More Senate Republicans are getting behind a plan that would give green cards to tens of thousands of Afghans brought to the United States by President Joe Biden’s administration amid allegations of widespread vetting failures.
In the hopes of cramming the green card plan into a year-end spending bill, Sens. Jerry Moran (R-KS) and Roger Wicker (R-MS) joined Sens. Jeanne Shaheen (D-NH) and Patrick Leahy (D-VT) this week in backing the Afghan Adjustment Act, which is already sponsored by Sens. Lindsey Graham (R-SC), Lisa Murkowski (R-AK), and Roy Blunt (R-MO), as well as Sens. Chris Coons (D-DE), Amy Klobuchar (D-MN), and Richard Blumenthal (D-CT).
Following the United States Armed Forces’ withdrawal from Afghanistan in August 2021, Biden opened a refugee pipeline that has resettled more than 86,000 Afghans in American communities — many without having been screened or interviewed in person beforehand.
The plan would allow Biden’s Afghan arrivals to secure green cards after having only lived in the U.S. for a year. While awaiting green cards, the Afghan applicants would be able to keep their work permits and be shielded from deportation.
Already, on multiple occasions now, Republicans and Democrats have attempted but failed to include the plan in various spending measures. Most recently, lawmakers failed to sneak the plan into a year-end military funding bill.

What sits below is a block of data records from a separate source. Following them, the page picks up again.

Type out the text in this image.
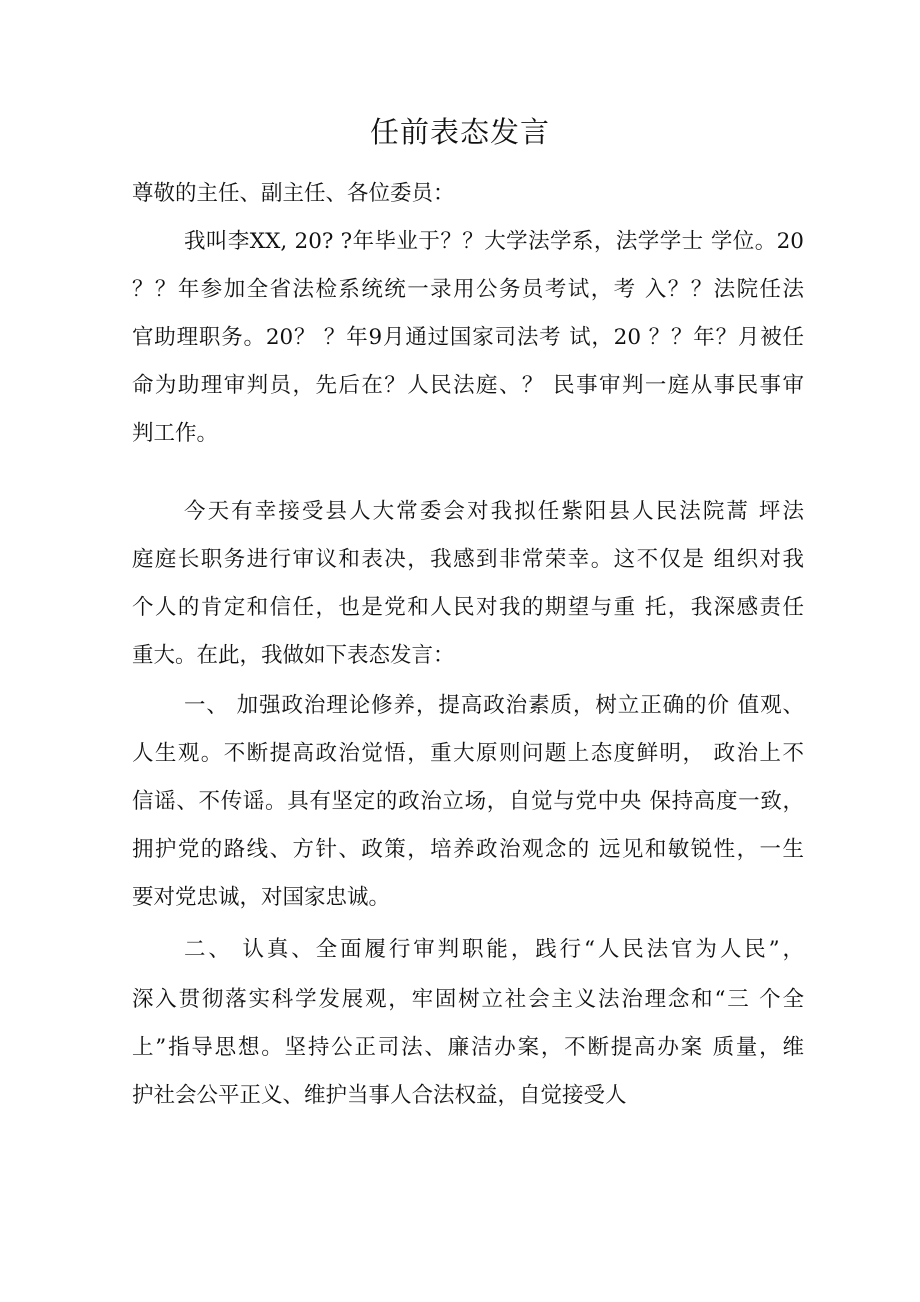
任前表态发言

尊敬的主任、副主任、各位委员：

我叫李XX, 20? ?年毕业于？？大学法学系，法学学士 学位。20

？？年参加全省法检系统统一录用公务员考试，考 入？？法院任法

官助理职务。20？ ？年9月通过国家司法考 试，20 ？？年？月被任

命为助理审判员，先后在？人民法庭、？ 民事审判一庭从事民事审

判工作。

今天有幸接受县人大常委会对我拟任紫阳县人民法院蒿 坪法

庭庭长职务进行审议和表决，我感到非常荣幸。这不仅是 组织对我

个人的肯定和信任，也是党和人民对我的期望与重 托，我深感责任

重大。在此，我做如下表态发言：

一、 加强政治理论修养，提高政治素质，树立正确的价 值观、

人生观。不断提高政治觉悟，重大原则问题上态度鲜明， 政治上不

信谣、不传谣。具有坚定的政治立场，自觉与党中央 保持高度一致，

拥护党的路线、方针、政策，培养政治观念的 远见和敏锐性，一生

要对党忠诚，对国家忠诚。

二、 认真、全面履行审判职能，践行“人民法官为人民”，

深入贯彻落实科学发展观，牢固树立社会主义法治理念和“三 个全

上”指导思想。坚持公正司法、廉洁办案，不断提高办案 质量，维

护社会公平正义、维护当事人合法权益，自觉接受人
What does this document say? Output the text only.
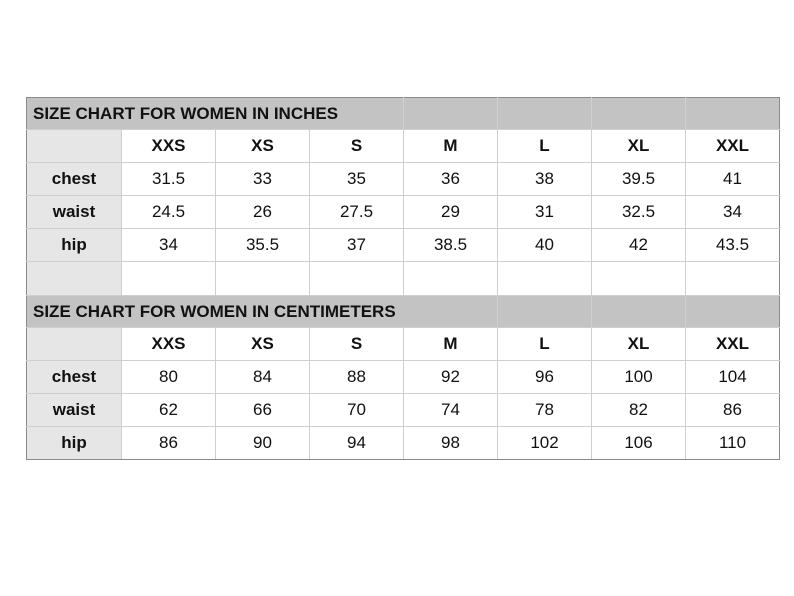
SIZE CHART FOR WOMEN IN INCHES							
	XXS	XS	S	M	L	XL	XXL
chest	31.5	33	35	36	38	39.5	41
waist	24.5	26	27.5	29	31	32.5	34
hip	34	35.5	37	38.5	40	42	43.5

SIZE CHART FOR WOMEN IN CENTIMETERS							
	XXS	XS	S	M	L	XL	XXL
chest	80	84	88	92	96	100	104
waist	62	66	70	74	78	82	86
hip	86	90	94	98	102	106	110
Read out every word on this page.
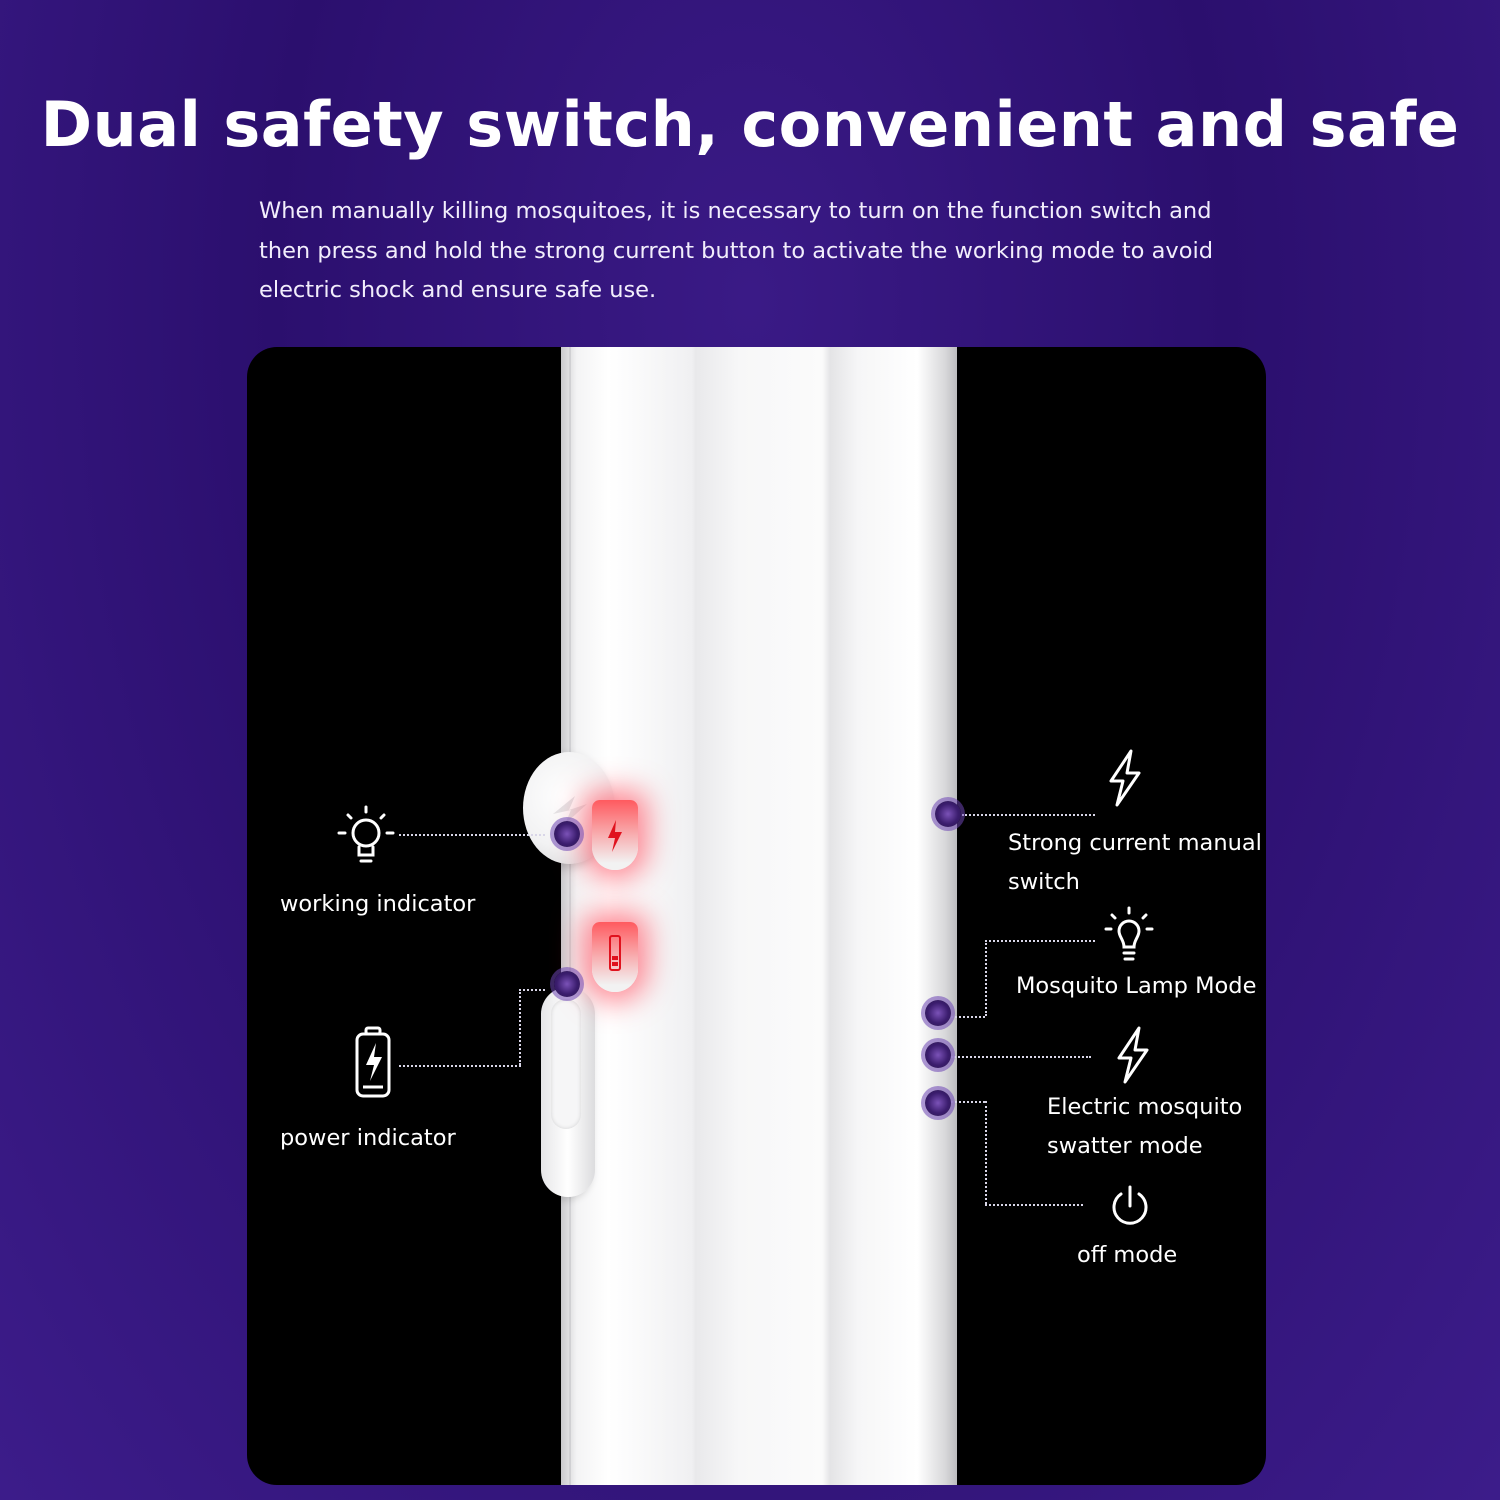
Dual safety switch, convenient and safe

When manually killing mosquitoes, it is necessary to turn on the function switch and then press and hold the strong current button to activate the working mode to avoid electric shock and ensure safe use.

working indicator
power indicator
Strong current manual switch
Mosquito Lamp Mode
Electric mosquito swatter mode
off mode
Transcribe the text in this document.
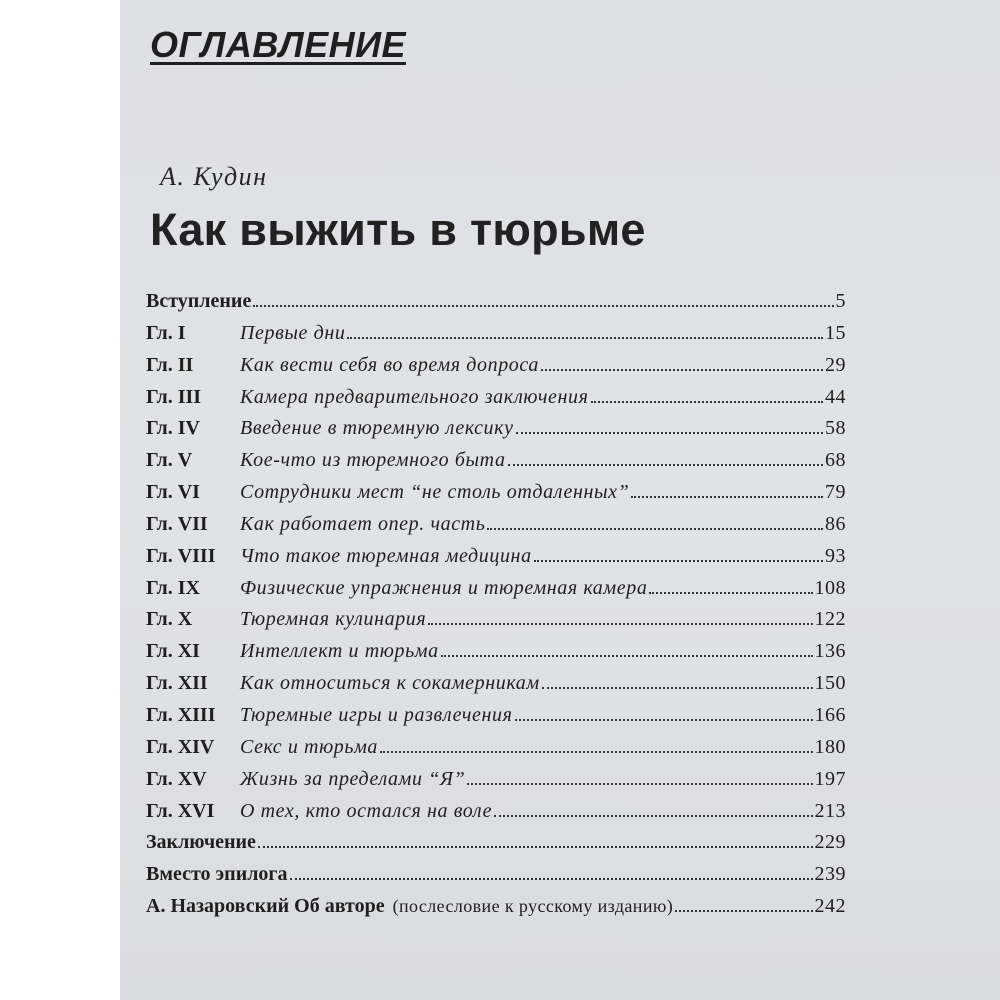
ОГЛАВЛЕНИЕ
А. Кудин
Как выжить в тюрьме
Вступление	5
Гл. I	Первые дни	15
Гл. II	Как вести себя во время допроса	29
Гл. III	Камера предварительного заключения	44
Гл. IV	Введение в тюремную лексику	58
Гл. V	Кое-что из тюремного быта	68
Гл. VI	Сотрудники мест “не столь отдаленных”	79
Гл. VII	Как работает опер. часть	86
Гл. VIII	Что такое тюремная медицина	93
Гл. IX	Физические упражнения и тюремная камера	108
Гл. X	Тюремная кулинария	122
Гл. XI	Интеллект и тюрьма	136
Гл. XII	Как относиться к сокамерникам	150
Гл. XIII	Тюремные игры и развлечения	166
Гл. XIV	Секс и тюрьма	180
Гл. XV	Жизнь за пределами “Я”	197
Гл. XVI	О тех, кто остался на воле	213
Заключение	229
Вместо эпилога	239
А. Назаровский Об авторе (послесловие к русскому изданию)	242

The effort to include the plan in a year-end funding bill comes as the National Defense Authorization Act (NDAA), recently passed this month, allows federal agencies to further investigate whether the Biden administration resettled unvetted Afghans across the U.S.
For over a year, federal probes have revealed widespread vetting failures.
In September, the DHS Inspector General issued a bombshell report detailing how Biden brought Afghans to the U.S. who were “not fully vetted” and may “pose a risk to national security.”
Similarly, in February 2022, a Department of Defense (DOD) Inspector General report revealed that Biden’s agencies failed to properly vet Afghans arriving in the U.S., and that about 50 Afghans were flagged for “significant security concerns” after their resettlement.
Most of the unvetted Afghans flagged for possible terrorism ties, the DOD Inspector General report states, have since disappeared into American communities. The report noted that as of September 17, 2021, only three of 31 Afghans flagged with specific “derogatory information” could be located.
Independent whistleblower reports have come to the same conclusions.
In August, Sens. Josh Hawley (R-MO) and Ron Johnson (R-WI) detailed allegations from a whistleblower who claims that the Biden administration knowingly resettled almost 400 Afghans in the U.S. who were listed as “potential threats” in federal databases and urged staff to cut corners in the vetting process.
A Project Veritas report alleges that the Biden administration resettled Afghans listed on the federal government’s “Terrorism Watch List” in communities across America.
Refugee resettlement costs American taxpayers nearly $9 billion every five years, according to research, and each refugee costs taxpayers about $133,000 over the course of their lifetime. Within five years, an estimated 16 percent of all refugees admitted will need housing assistance paid for by taxpayers.